God Listens.

Often, our deepest dream is an unspoken dream. We are unable to articulate it for fear that we are asking too much. God, listening with ears of the heart, is able to hear our unspoken prayer. Hearing this soul prayer and acting on it, God often seems to catch us by surprise. We do not expect to be taken as seriously as God seems to be taking us. When the Universe opens a door or two for us, we shy away.

— Julia Cameron, Faith and Will, p. 149-150

A Space for Us

Could it be that the joy we pursue in life — whether the joy of playing an instrument or a sport, of chipping a sculpture from stone or building a business from the ground up — is the joy of knowing that there is a silence, a void, a space that waits for us to fill it? And could it be that God, the creator of both us and that void, is the witness, the audience, the Listener for whom we are always performing? And could it be that contemplation is the pause button that freezes time, so that we listen to the Listening and witness the Witness?

— Brian D. McLaren, Naked Spirituality, p. 228

Like Children

Majesty and humility are such an odd fit. This is one reason we struggle with prayer. We just don’t think God could be concerned with the puny details of our lives. We either believe he’s too big or that we’re not that important. No wonder Jesus told us to be like little children! Little children are not daunted by the size of their parents. They come, regardless.

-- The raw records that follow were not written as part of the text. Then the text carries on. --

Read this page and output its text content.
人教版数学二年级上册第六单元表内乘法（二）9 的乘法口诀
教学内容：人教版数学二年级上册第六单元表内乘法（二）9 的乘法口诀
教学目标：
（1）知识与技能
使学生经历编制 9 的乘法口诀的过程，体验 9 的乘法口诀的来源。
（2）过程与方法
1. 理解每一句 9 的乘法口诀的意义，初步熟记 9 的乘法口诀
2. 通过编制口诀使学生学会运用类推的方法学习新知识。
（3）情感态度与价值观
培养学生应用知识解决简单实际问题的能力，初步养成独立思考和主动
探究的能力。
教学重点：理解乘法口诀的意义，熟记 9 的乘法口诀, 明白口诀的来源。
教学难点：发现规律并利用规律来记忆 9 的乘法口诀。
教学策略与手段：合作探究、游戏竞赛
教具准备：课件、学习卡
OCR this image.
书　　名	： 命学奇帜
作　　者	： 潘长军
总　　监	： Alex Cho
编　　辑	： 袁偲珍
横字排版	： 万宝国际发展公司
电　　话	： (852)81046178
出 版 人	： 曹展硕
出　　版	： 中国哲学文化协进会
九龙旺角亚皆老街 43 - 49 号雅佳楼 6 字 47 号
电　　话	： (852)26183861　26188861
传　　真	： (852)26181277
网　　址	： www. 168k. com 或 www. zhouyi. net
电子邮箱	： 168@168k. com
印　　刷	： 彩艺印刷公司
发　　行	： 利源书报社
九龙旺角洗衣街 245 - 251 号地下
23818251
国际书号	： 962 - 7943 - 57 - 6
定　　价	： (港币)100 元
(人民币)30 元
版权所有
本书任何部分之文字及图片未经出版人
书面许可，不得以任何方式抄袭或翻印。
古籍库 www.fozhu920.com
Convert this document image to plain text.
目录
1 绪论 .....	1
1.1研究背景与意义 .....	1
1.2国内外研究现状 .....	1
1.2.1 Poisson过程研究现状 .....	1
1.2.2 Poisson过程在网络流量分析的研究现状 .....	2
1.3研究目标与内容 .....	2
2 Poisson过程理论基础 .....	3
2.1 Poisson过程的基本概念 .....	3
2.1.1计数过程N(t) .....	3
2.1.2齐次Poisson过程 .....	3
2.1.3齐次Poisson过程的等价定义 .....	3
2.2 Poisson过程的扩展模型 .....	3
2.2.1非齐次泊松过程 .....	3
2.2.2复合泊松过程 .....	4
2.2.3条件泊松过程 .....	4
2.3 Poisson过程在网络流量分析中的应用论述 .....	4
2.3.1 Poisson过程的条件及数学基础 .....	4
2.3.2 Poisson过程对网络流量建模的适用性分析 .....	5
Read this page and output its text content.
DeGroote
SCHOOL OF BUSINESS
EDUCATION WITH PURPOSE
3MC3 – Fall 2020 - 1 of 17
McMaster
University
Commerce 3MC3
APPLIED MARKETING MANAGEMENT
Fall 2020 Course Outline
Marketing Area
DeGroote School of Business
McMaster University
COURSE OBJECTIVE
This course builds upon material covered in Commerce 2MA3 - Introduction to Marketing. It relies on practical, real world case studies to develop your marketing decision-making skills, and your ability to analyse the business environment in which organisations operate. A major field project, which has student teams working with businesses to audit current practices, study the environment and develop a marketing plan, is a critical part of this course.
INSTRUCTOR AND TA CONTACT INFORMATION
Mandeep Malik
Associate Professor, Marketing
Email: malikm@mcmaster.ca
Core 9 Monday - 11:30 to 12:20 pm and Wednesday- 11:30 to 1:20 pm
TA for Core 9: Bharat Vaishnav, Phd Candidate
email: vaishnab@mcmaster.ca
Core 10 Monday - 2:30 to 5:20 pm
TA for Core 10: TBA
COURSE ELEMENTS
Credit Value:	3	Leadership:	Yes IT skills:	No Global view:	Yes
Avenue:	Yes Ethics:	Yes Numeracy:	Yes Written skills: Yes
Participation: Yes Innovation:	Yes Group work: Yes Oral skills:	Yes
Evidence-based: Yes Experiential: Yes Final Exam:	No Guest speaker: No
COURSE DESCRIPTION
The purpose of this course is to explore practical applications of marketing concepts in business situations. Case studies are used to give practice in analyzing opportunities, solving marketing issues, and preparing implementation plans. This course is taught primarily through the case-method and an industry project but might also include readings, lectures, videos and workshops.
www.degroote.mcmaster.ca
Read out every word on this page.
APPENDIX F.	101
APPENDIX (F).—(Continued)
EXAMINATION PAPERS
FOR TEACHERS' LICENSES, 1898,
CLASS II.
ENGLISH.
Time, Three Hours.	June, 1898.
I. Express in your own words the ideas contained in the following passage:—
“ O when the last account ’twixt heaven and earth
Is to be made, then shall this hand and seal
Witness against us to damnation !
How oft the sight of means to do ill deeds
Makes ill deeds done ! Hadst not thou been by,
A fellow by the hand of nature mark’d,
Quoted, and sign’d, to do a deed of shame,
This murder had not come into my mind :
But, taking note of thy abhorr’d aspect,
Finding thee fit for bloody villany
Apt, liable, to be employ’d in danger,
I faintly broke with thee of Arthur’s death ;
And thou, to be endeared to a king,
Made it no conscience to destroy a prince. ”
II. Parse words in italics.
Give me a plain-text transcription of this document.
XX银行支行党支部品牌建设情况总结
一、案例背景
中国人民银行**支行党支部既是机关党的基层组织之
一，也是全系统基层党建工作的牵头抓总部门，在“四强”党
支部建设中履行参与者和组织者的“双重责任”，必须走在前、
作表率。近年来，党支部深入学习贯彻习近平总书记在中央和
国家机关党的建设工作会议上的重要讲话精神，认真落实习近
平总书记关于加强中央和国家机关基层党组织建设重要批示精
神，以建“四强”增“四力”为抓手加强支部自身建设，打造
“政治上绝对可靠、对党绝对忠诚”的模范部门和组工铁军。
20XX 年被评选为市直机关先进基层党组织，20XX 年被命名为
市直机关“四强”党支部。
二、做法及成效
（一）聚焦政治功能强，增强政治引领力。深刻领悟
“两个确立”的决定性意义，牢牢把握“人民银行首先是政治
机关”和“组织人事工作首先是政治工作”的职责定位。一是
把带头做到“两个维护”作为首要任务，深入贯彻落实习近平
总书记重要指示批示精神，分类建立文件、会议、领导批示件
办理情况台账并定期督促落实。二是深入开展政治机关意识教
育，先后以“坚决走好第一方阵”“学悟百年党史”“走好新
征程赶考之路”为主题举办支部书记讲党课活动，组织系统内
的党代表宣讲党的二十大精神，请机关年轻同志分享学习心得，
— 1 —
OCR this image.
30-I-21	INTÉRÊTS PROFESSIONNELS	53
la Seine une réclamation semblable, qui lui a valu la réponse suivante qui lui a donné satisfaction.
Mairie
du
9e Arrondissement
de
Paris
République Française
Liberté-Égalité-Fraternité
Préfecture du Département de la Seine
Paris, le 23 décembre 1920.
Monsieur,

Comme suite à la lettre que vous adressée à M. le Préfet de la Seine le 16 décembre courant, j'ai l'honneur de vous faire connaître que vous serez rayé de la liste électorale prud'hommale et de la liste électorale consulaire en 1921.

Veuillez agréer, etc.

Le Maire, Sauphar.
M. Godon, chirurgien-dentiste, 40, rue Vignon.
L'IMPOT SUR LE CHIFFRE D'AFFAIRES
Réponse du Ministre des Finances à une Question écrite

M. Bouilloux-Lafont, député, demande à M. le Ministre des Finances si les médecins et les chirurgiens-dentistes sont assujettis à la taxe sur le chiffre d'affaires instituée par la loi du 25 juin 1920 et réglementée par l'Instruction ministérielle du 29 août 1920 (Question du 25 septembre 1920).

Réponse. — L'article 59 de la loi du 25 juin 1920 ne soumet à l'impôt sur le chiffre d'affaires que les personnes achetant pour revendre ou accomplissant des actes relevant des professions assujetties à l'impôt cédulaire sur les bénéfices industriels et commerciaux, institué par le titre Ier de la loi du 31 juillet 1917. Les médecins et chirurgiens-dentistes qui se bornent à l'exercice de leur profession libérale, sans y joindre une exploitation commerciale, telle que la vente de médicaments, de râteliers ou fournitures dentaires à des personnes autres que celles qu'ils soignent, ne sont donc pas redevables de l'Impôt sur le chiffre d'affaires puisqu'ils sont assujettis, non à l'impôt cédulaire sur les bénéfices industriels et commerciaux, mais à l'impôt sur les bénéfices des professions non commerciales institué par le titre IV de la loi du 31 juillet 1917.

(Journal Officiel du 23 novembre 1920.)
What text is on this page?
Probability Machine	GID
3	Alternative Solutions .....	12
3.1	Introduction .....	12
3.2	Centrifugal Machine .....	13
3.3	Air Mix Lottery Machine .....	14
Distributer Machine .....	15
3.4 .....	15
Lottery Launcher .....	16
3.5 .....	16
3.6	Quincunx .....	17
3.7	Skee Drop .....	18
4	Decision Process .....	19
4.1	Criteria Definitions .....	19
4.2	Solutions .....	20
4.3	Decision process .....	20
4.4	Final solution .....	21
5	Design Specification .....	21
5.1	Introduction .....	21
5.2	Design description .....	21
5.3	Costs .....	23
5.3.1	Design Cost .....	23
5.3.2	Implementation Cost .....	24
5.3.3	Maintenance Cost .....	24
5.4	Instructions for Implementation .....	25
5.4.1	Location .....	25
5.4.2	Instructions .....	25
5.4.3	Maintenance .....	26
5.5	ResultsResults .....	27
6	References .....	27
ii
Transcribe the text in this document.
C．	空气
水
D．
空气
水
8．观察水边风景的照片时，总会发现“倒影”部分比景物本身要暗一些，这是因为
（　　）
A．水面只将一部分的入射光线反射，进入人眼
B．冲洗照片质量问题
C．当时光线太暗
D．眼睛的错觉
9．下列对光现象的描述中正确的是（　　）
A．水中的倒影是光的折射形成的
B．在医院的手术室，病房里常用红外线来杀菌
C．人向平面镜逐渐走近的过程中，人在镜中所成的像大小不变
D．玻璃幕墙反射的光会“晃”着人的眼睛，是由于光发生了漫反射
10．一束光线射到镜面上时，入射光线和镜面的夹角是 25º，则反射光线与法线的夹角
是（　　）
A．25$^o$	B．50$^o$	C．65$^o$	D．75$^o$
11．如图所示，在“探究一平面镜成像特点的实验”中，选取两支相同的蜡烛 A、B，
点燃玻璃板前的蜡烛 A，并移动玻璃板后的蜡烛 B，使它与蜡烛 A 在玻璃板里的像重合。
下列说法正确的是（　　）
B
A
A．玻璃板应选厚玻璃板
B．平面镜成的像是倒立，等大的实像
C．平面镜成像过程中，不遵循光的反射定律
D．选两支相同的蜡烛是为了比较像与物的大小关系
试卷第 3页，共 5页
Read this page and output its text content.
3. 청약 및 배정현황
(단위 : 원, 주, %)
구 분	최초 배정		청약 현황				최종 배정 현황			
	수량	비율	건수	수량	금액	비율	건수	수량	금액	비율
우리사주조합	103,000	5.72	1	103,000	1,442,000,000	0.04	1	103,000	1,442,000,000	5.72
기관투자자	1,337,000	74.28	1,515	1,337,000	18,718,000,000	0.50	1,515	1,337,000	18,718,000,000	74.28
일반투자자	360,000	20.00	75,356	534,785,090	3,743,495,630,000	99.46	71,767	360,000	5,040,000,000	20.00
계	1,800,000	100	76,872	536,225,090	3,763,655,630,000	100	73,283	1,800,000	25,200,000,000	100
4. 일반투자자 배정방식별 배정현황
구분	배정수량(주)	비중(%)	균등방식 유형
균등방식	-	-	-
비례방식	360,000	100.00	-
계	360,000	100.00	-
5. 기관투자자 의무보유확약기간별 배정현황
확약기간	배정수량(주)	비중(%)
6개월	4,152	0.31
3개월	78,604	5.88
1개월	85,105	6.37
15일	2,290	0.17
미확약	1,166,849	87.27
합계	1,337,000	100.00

— Paul E. Miller, A Praying Life, p. 116-117

Cooperating

Many times when we pray for knowledge of God’s will for us and the power to carry it out, a notion will come to us that seems too large to be carried out. We will strive to know the next right thing, and we will be shown something that seems beyond our grasp until we try it. The “until we try it” part is the measure of our willingness. Very often we pray for knowledge of God’s will, get a glimmering of something we could try, and then shrink back. “Not that! That’s too much!” we think. But is it too much?

God has unlimited resources. When we are in alliance with God, working in conscious partnership with God, those resources become our own. Many things that seemed beyond our grasp are actually well within our means when we begin to operate in accord with God’s will for us. All we have to do is be openminded enough to cooperate.

— Julia Cameron, Faith and Will, p. 144

Breaking Down Walls

The future of Christianity will rest in our ability to make our spiritual boundaries more porous, welcome the wisdom of other faiths, and borrow the best from other spiritual traditions, even as we share with them the stories and insights of Christianity. This in no way dishonors the contributions of Jesus, but recalls his appreciation for those persons thought to be outside the circle of God’s favor. When searching for an example of faith, he lifted up a Roman centurion. When illustrating compassion, Jesus spoke of a despised Samaritan who stopped to help. His willingness to see the good beyond his own tradition is a clear reminder for us to do the same.

Christianity, from its very start, was an invitation to believe God was at work in the wider world, far beyond the parameters of any one religion. When the church has forgotten the expansiveness of God, it has descended into a narrowness of mind and a meanness of spirit. When the church has remembered, it has been a light to the world and a balm and blessing to hurting people everywhere.

— Philip Gulley, The Evolution of Faith, p. 181-182

Joyous Participation

This is why Christians who talk the most about going to heaven while everybody else goes to hell don’t throw very good parties.

When the gospel is understood primarily in terms of entrance rather than joyous participation, it can actually serve to cut people off from the explosive, liberating experience of the God who is an endless giving circle of joy and creativity.

Life has never been just about “getting in.” It’s about thriving in God’s good world. It’s stillness, peace, and that feeling of your soul being at rest, while at the same time it’s about asking things, learning things, creating things, and sharing it all with others who are finding the same kind of joy in the same good world.

Jesus calls disciples to keep entering into this shared life of peace and joy as it transforms our hearts, until it’s the most natural way to live that we can imagine. Until it’s second nature. Until we naturally embody and practice the kind of attitudes and actions that will go on in the age to come. A discussion about how to “just get into heaven” has no place in the life of a disciple of Jesus, because it’s missing the point of it all.

— Rob Bell, Love Wins, p. 179

Beauty

Beauty is the voice endlessly calling and so we see, so we reach. Doubt the philosophies, doubt the prophecies, doubt the Pharisees (especially the ones seen in mirrors), but who can doubt this, Beauty? Beauty requires no justification, no explanation; it simply is and transcends. See beauty and we know it in the marrow, even if we have no words for it: Someone is behind it, in it. Beauty Himself completes.